"Siamo costretti ad amputare": cosa succede in Ucraina

Oltre all'emergenza guerra, in Ucraina ce n'è un'altra che passa sottotraccia: la mancanza dei materiali ospedalieri per curare i feriti, ai quali spesso vengono amputate braccia e gambe. E scarseggiano anche i chirurghi

"Siamo costretti ad amputare": cosa succede in Ucraina

Nei territori ucraini martoriati dall'assurda guerra di Putin, che domani compirà tre mesi dall'inizio, non ci sono soltanto i carri armati, i droni e lo scontro a fuoco tra i due eserciti. Ci sono anche, e soprattutto, i feriti di guerra (civili e non) che molto spesso si ritrovano con un arto amputato perché negli ospedali scarseggia il personale e manca quasi del tutto il materiale necessario per curarli e non dover ricorrere a estremi rimedi. Quanto accade in Ucraina è stato denunciato dal New York Times con un lungo reportage in cui sono state raccolte le testimonianze dei "reduci", quei dottori e chirurghi che non hanno voluto abbandonare il loro territorio nonostante le bombe a pochi passi da loro.

"Non ce la faccio più"

Come racconta il quotidiano americano, molti camici bianchi diverse settimane fa hanno già abbandonato il Donbass e altre zone del Paese molte. Se a questo si aggiunge che la guerra non consente un arrivo costante dei materiali medici necessari, si capisce quale sia la gravità dell'emergenza. Yaroslav Bohak, chirurgo cardiovascolare, ha ricevuto la telefonata di un collega in lacrime: a Kramatorsk, città dove i russi hanno compiuto una strage di civili alla stazione ferroviaria, i chirurghi amputavano bracce e gambe invece di tentare di salvarle: "Mi ha telefonato, ha raccontato e mi ha detto che non riusciva più a tagliare le braccia a ragazzi così giovani". Lui è andato lì, combatte in prima linea e il giuramento di Ippocrate gli impone, giustamente, di curare tutti (invasori compresi).

La doppia emergenza

In Ucraina non tutte le città hanno ospedali attrezzati per i casi più difficili: rispetto a dove lavora Bohak, Dnipro è lontana 280 chilometri ed è laggiù che i feriti hanno maggiori probabilità di guarire. Ma è troppo lontana e trasportarli sarebbe un pericolo maggiore. "Questo è il motivo per cui il mio arrivo è stato così importante", ha spiegato. Come spiega IlMessaggero, da quando c'è l'esperto Bohak si sono più che dimezzati i casi di amputazione anche se l'emergenza chirurghi e forniture rimangono. I turni sono praticamente h 24 e non c'è sosta, il via vai è continuo. Fortunatamente non si tratta sempre di casi disperati ma la disperazione nasce dall'avere la certezza di non poter ricevere le cure adeguate come in tempi di pace. Nella cittadinia di Avdiivka, per esempio, cè un solo chirurgo che non si ferma da tre mesi se non per andare velocemente al supermercato e tornare in ospedale.

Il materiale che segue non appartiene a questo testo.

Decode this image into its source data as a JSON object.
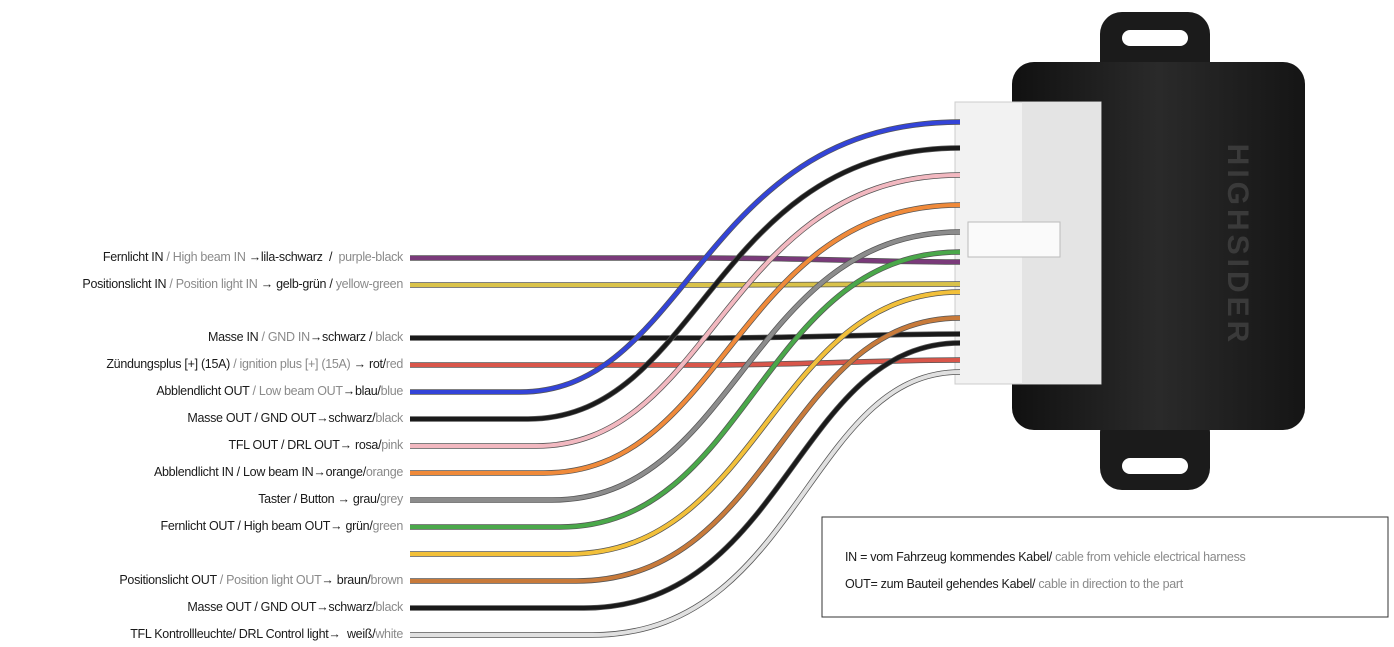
{
  "wires": [
    {
      "segments": [
        {
          "text": "Fernlicht IN",
          "tone": "dark"
        },
        {
          "text": " / High beam IN ",
          "tone": "light"
        },
        {
          "text": "→lila-schwarz  /  ",
          "tone": "dark"
        },
        {
          "text": "purple-black",
          "tone": "light"
        }
      ]
    },
    {
      "segments": [
        {
          "text": "Positionslicht IN",
          "tone": "dark"
        },
        {
          "text": " / Position light IN ",
          "tone": "light"
        },
        {
          "text": "→ gelb-grün / ",
          "tone": "dark"
        },
        {
          "text": "yellow-green",
          "tone": "light"
        }
      ]
    },
    {
      "segments": [
        {
          "text": "Masse IN",
          "tone": "dark"
        },
        {
          "text": " / GND IN",
          "tone": "light"
        },
        {
          "text": "→schwarz / ",
          "tone": "dark"
        },
        {
          "text": "black",
          "tone": "light"
        }
      ]
    },
    {
      "segments": [
        {
          "text": "Zündungsplus [+] (15A)",
          "tone": "dark"
        },
        {
          "text": " / ignition plus [+] (15A) ",
          "tone": "light"
        },
        {
          "text": "→ rot/",
          "tone": "dark"
        },
        {
          "text": "red",
          "tone": "light"
        }
      ]
    },
    {
      "segments": [
        {
          "text": "Abblendlicht OUT",
          "tone": "dark"
        },
        {
          "text": " / Low beam OUT",
          "tone": "light"
        },
        {
          "text": "→blau/",
          "tone": "dark"
        },
        {
          "text": "blue",
          "tone": "light"
        }
      ]
    },
    {
      "segments": [
        {
          "text": "Masse OUT / GND OUT→schwarz/",
          "tone": "dark"
        },
        {
          "text": "black",
          "tone": "light"
        }
      ]
    },
    {
      "segments": [
        {
          "text": "TFL OUT / DRL OUT→ rosa/",
          "tone": "dark"
        },
        {
          "text": "pink",
          "tone": "light"
        }
      ]
    },
    {
      "segments": [
        {
          "text": "Abblendlicht IN / Low beam IN→orange/",
          "tone": "dark"
        },
        {
          "text": "orange",
          "tone": "light"
        }
      ]
    },
    {
      "segments": [
        {
          "text": "Taster / Button → grau/",
          "tone": "dark"
        },
        {
          "text": "grey",
          "tone": "light"
        }
      ]
    },
    {
      "segments": [
        {
          "text": "Fernlicht OUT / High beam OUT→ grün/",
          "tone": "dark"
        },
        {
          "text": "green",
          "tone": "light"
        }
      ]
    },
    {
      "segments": []
    },
    {
      "segments": [
        {
          "text": "Positionslicht OUT",
          "tone": "dark"
        },
        {
          "text": " / Position light OUT",
          "tone": "light"
        },
        {
          "text": "→ braun/",
          "tone": "dark"
        },
        {
          "text": "brown",
          "tone": "light"
        }
      ]
    },
    {
      "segments": [
        {
          "text": "Masse OUT / GND OUT→schwarz/",
          "tone": "dark"
        },
        {
          "text": "black",
          "tone": "light"
        }
      ]
    },
    {
      "segments": [
        {
          "text": "TFL Kontrollleuchte/ DRL Control light→  weiß/",
          "tone": "dark"
        },
        {
          "text": "white",
          "tone": "light"
        }
      ]
    }
  ],
  "note": {
    "lines": [
      {
        "segments": [
          {
            "text": "IN = vom Fahrzeug kommendes Kabel/",
            "tone": "dark"
          },
          {
            "text": " cable from vehicle electrical harness",
            "tone": "light"
          }
        ]
      },
      {
        "segments": [
          {
            "text": "OUT= zum Bauteil gehendes Kabel/",
            "tone": "dark"
          },
          {
            "text": " cable in direction to the part",
            "tone": "light"
          }
        ]
      }
    ]
  },
  "device": {
    "brand": "HIGHSIDER"
  }
}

Come detto, oltre agli esperti mancano i materiali, le forniture. Il dottor Pavlo Baiul ha fatto un appello all'American Society of Plastic Surgeons. "Anche se molto ci viene inviato non tutto arriva a destinazione, c'è bisogno di molto altro". L'Occidente, e la Nato, oltre agli aiuti militari dovrebbero premurarsi di inviare anche e soprattutto il necessario per salvare chi viene colpito dal fuoco dei nemici altrimenti la situazione dei feriti può davvero sfuggire di mano.

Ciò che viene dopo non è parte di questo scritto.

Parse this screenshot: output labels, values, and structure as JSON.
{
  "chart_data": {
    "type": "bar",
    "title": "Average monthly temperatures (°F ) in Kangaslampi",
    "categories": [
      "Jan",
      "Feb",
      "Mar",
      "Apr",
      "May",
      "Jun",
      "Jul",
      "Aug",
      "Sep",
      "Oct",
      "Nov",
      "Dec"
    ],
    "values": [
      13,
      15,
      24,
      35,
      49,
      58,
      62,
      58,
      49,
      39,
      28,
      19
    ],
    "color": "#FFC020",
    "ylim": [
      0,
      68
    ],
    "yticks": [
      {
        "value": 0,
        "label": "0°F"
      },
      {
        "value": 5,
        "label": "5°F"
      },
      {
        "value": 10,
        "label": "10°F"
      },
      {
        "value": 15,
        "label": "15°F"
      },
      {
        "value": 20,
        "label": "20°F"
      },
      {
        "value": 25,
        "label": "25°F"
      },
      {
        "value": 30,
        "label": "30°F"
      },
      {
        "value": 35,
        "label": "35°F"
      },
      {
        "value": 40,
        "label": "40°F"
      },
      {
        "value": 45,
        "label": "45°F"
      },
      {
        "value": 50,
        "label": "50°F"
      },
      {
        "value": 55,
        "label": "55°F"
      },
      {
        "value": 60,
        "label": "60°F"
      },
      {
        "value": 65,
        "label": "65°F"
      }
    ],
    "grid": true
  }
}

Un chirurgo che lavora come volontario nell'ospedale di Zaporizhzhia ha raccontato che le strutture ospedaliere si sono ritrovate improvvisamente inondate "da 30 o 40 pazienti al giorno" e non c'era "abbastanza

materiale per curare ferite inflitte da arma da fuoco o altre ancora più gravi". L'atrocità della guerra, oltre alla morte e alla distruzione, è anche quella di chi sopravvive ma non può ricecere le cure che gli spettano.